Hillhouse GMAT Class Syllabus

Hillhouse GMAT Class Syllabus

Course Instructors

Verbal Instructor: Nicholas Santalucia, +84 126 970 2112, nick@hillhouse.us

Quant Instructor: Anh Pham Ngoc, Ph.D, +84 93 203 3840, anhphamngoc2009@gmail.com

1-on-1 Teaching Assistant: Don Phan, M.A., +84 90 673 9862, don@hillhouse.us


The Graduate Management Admissions Test (GMAT) is a standardized test commonly used for master’s of business administration (MBA) programs. Nearly 90% of MBA applicants submit GMAT scores. Although it is primarily known as an exam for MBA programs in the United States, graduate schools outside of the United States have adopted the exam. Graduate schools use GMAT test scores to make admissions and scholarship decisions.

Why Do I Have to Take This Test?

The test does not cover material students typically encounter in an MBA program. So why use it? Because it is a standardized way to compare students across different majors, universities, and countries. How do we compare students with easy majors from famous schools with students with hard majors from less famous schools? How about a woman from Economics University with a 7.2 grade point average with another woman from RMIT with a 7.7 GPA? What if they graduated 10 years apart and have different majors? And how do we compare this candidate against another person who studied engineering in France? It is not possible for admissions committees to know every undergraduate program intimately, so admissions committees must rely on standardized tests, such as the GMAT and GRE.  As MBA programs become more international, common standards have become more important.

Intended Audience For This Class

This class is intended for students who are scoring below 600 on their practice exams or real GMAT exams. The typical student will be a young Vietnamese working professional who has been out of school for a number of years. Students in their last year of university are welcome to take the course as well. Test scores are valid for five years. Many working adults complain that the burden of studying and working at the same time can be difficult to manage. University students who intend to pursue an MBA in the future should consider getting the test out of the way now. From The New York Times:

“Mean GMAT scores decline with age: 26- and 27-year-olds score on average a 572; 28- to 30-year-olds, 565; 40- to 49-year-olds, 501; and 50-plus, 486, according to the Graduate Management Admission Council, which administers the test.”


The class assumes a proficient level of English. Mr. Nick’s teaches his verbal classes in English, while Dr. Anh teaches his quantitative classes in Vietnamese. Hillhouse believes this is the most effective way to convey the course material.

Distribution of Scores


Test writers from the Graduate Management Admissions Committee (GMAC) first created the GMAT test with a normal distribution in mind.

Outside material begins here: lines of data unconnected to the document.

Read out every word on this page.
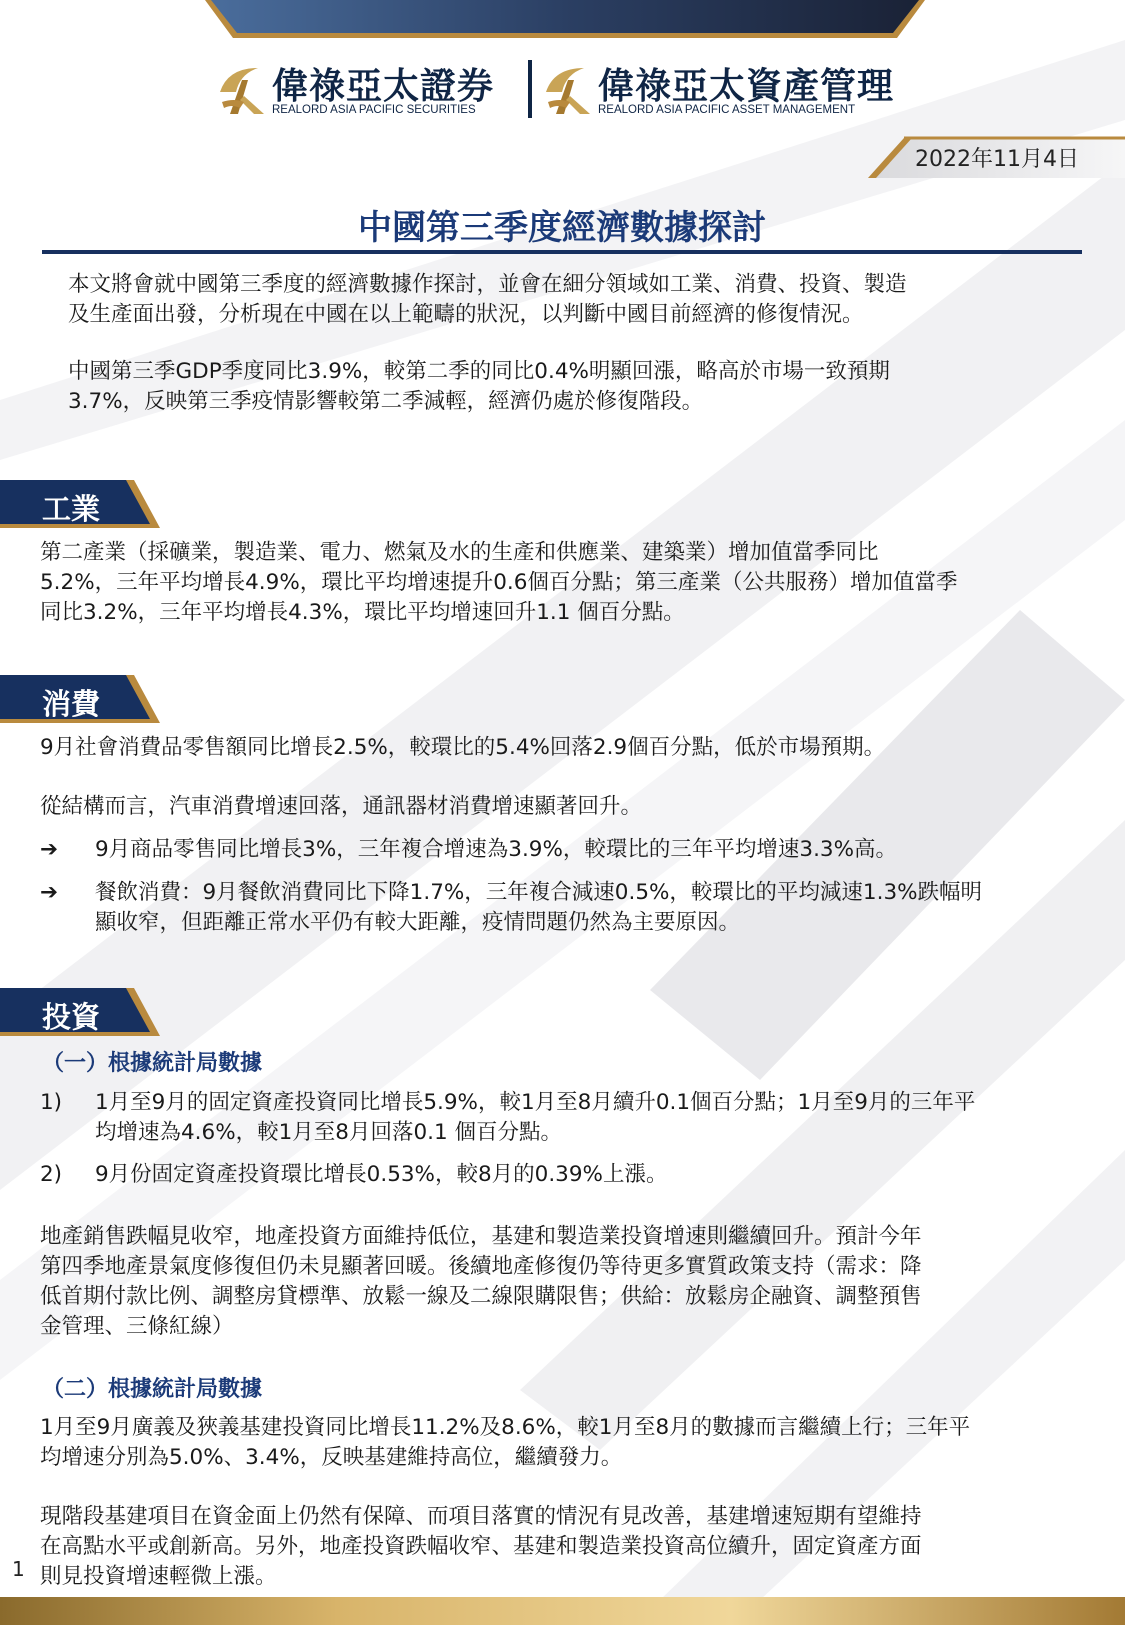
偉祿亞太證券
REALORD ASIA PACIFIC SECURITIES
偉祿亞太資產管理
REALORD ASIA PACIFIC ASSET MANAGEMENT
2022年11月4日
中國第三季度經濟數據探討
本文將會就中國第三季度的經濟數據作探討，並會在細分領域如工業、消費、投資、製造
及生產面出發，分析現在中國在以上範疇的狀況，以判斷中國目前經濟的修復情況。
中國第三季GDP季度同比3.9%，較第二季的同比0.4%明顯回漲，略高於市場一致預期
3.7%，反映第三季疫情影響較第二季減輕，經濟仍處於修復階段。
工業
第二產業（採礦業，製造業、電力、燃氣及水的生產和供應業、建築業）增加值當季同比
5.2%，三年平均增長4.9%，環比平均增速提升0.6個百分點；第三產業（公共服務）增加值當季
同比3.2%，三年平均增長4.3%，環比平均增速回升1.1 個百分點。
消費
9月社會消費品零售額同比增長2.5%，較環比的5.4%回落2.9個百分點，低於市場預期。
從結構而言，汽車消費增速回落，通訊器材消費增速顯著回升。
➔ 9月商品零售同比增長3%，三年複合增速為3.9%，較環比的三年平均增速3.3%高。
➔ 餐飲消費：9月餐飲消費同比下降1.7%，三年複合減速0.5%，較環比的平均減速1.3%跌幅明
顯收窄，但距離正常水平仍有較大距離，疫情問題仍然為主要原因。
投資
（一）根據統計局數據
1) 1月至9月的固定資產投資同比增長5.9%，較1月至8月續升0.1個百分點；1月至9月的三年平
均增速為4.6%，較1月至8月回落0.1 個百分點。
2) 9月份固定資產投資環比增長0.53%，較8月的0.39%上漲。
地產銷售跌幅見收窄，地產投資方面維持低位，基建和製造業投資增速則繼續回升。預計今年
第四季地產景氣度修復但仍未見顯著回暖。後續地產修復仍等待更多實質政策支持（需求：降
低首期付款比例、調整房貸標準、放鬆一線及二線限購限售；供給：放鬆房企融資、調整預售
金管理、三條紅線）
（二）根據統計局數據
1月至9月廣義及狹義基建投資同比增長11.2%及8.6%，較1月至8月的數據而言繼續上行；三年平
均增速分別為5.0%、3.4%，反映基建維持高位，繼續發力。
現階段基建項目在資金面上仍然有保障、而項目落實的情況有見改善，基建增速短期有望維持
在高點水平或創新高。另外，地產投資跌幅收窄、基建和製造業投資高位續升，固定資產方面
則見投資增速輕微上漲。
1
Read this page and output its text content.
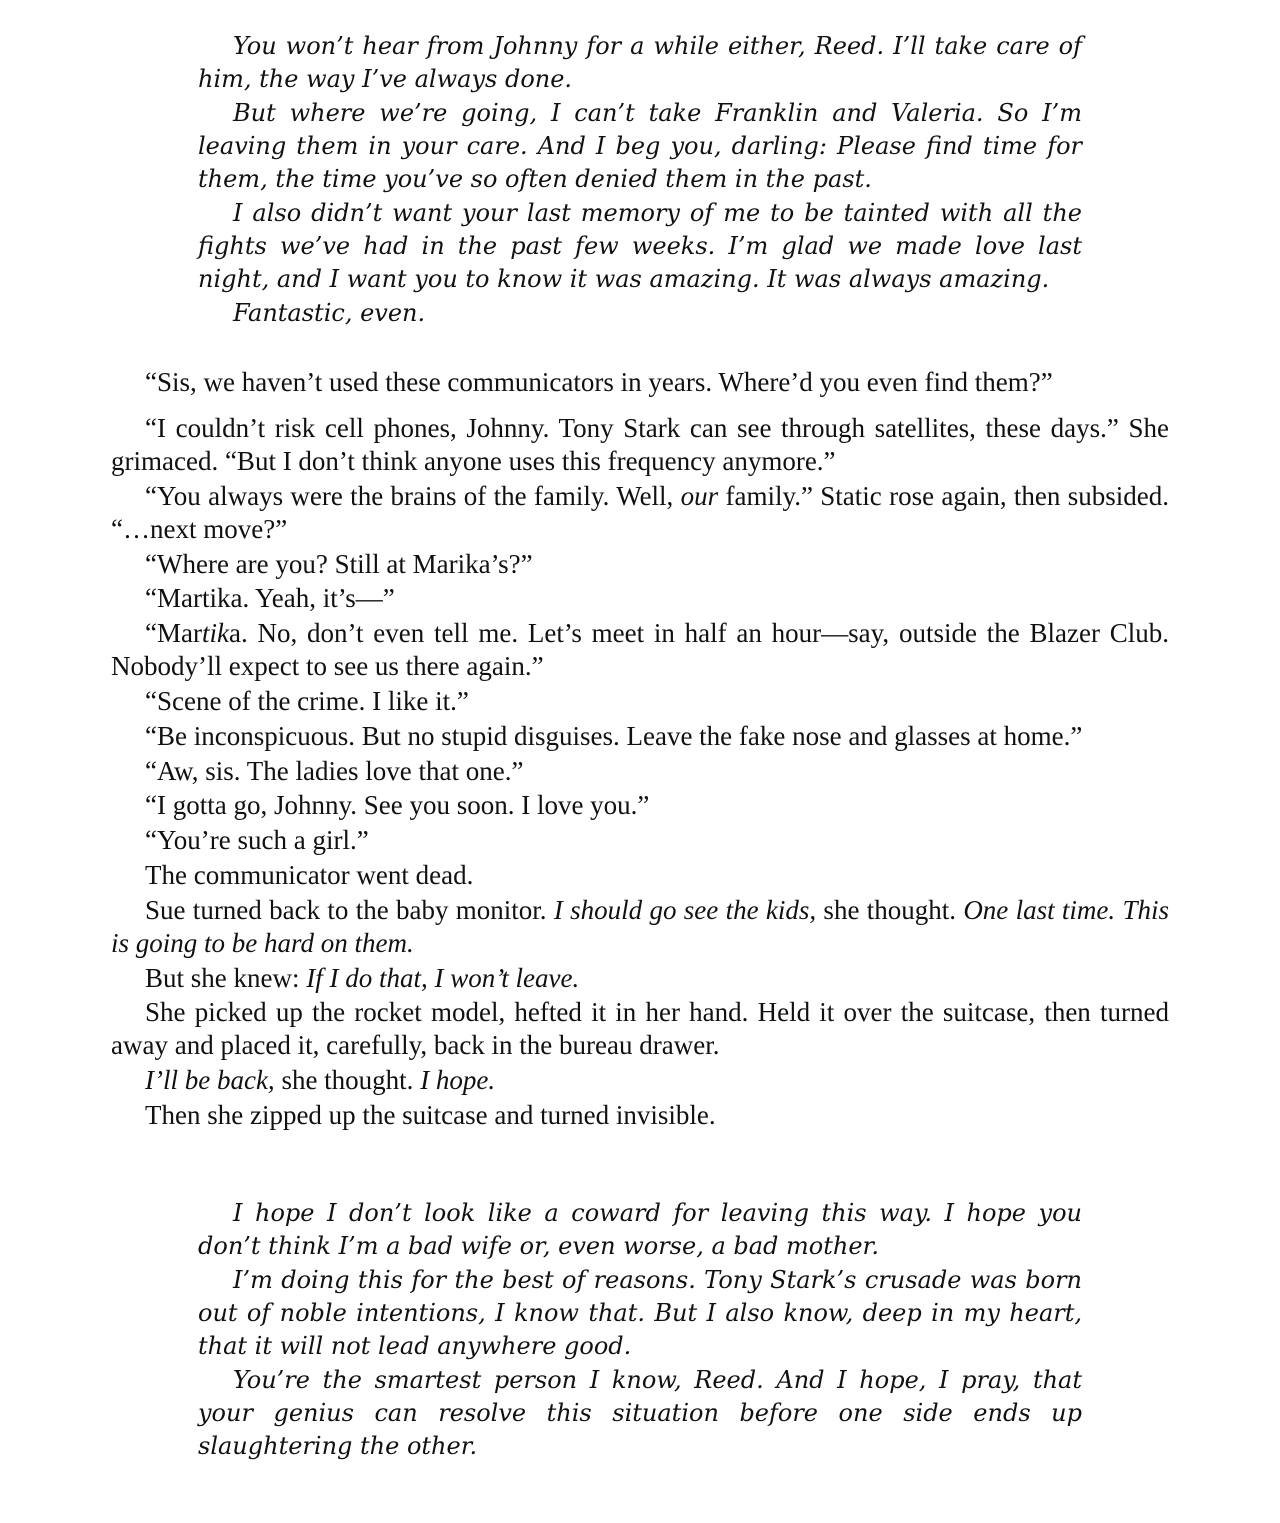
You won’t hear from Johnny for a while either, Reed. I’ll take care of him, the way I’ve always done.

But where we’re going, I can’t take Franklin and Valeria. So I’m leaving them in your care. And I beg you, darling: Please find time for them, the time you’ve so often denied them in the past.

I also didn’t want your last memory of me to be tainted with all the fights we’ve had in the past few weeks. I’m glad we made love last night, and I want you to know it was amazing. It was always amazing.

Fantastic, even.

“Sis, we haven’t used these communicators in years. Where’d you even find them?”

“I couldn’t risk cell phones, Johnny. Tony Stark can see through satellites, these days.” She grimaced. “But I don’t think anyone uses this frequency anymore.”

“You always were the brains of the family. Well, our family.” Static rose again, then subsided. “…next move?”

“Where are you? Still at Marika’s?”

“Martika. Yeah, it’s—”

“Martika. No, don’t even tell me. Let’s meet in half an hour—say, outside the Blazer Club. Nobody’ll expect to see us there again.”

“Scene of the crime. I like it.”

“Be inconspicuous. But no stupid disguises. Leave the fake nose and glasses at home.”

“Aw, sis. The ladies love that one.”

“I gotta go, Johnny. See you soon. I love you.”

“You’re such a girl.”

The communicator went dead.

Sue turned back to the baby monitor. I should go see the kids, she thought. One last time. This is going to be hard on them.

But she knew: If I do that, I won’t leave.

She picked up the rocket model, hefted it in her hand. Held it over the suitcase, then turned away and placed it, carefully, back in the bureau drawer.

I’ll be back, she thought. I hope.

Then she zipped up the suitcase and turned invisible.

I hope I don’t look like a coward for leaving this way. I hope you don’t think I’m a bad wife or, even worse, a bad mother.

I’m doing this for the best of reasons. Tony Stark’s crusade was born out of noble intentions, I know that. But I also know, deep in my heart, that it will not lead anywhere good.

You’re the smartest person I know, Reed. And I hope, I pray, that your genius can resolve this situation before one side ends up slaughtering the other.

This is common for standardized tests. Above is how test scores were supposed to be distributed, with 500 as the center point (50th percentile), with half of test takers scoring above and below. 100 points would equal one standard deviation, so a score of 700 would be two standard deviations above and would have gotten test takers ~95th percentile.

Training methods have improved and there has been a gradual increase in scores. Scores have shifted upwards. 50th percentile is now closer to 550 and 95th percentile is closer to a GMAT score of 720-730. Many students ask us to promise scores of 700+ and above. This is incredibly difficult to promise and we typically refuse unless the student is willing to commit to a rigorous study contract and has a history of high performance on other psychometric exams (such as the SAT, ACT, and GRE). Remember, this is a standard distribution of GMAT test-takers. Most GMAT test-takers will be college graduates across the globe, so the curve is of very educated people.

You should be wary of any company that claims to be able to guarantee scores above 700, especially if you are scoring ~500 or below. This is nearly two standard deviations. While it is possible to increase your score by nearly two standard deviations, students should expect to study intensively for six months to a year to see dramatic improvements like this. Students who take our course, do all of their homework, and correct all their practice exam mistakes can reasonably expect to see a score improvement of a quarter to half of a standard deviation.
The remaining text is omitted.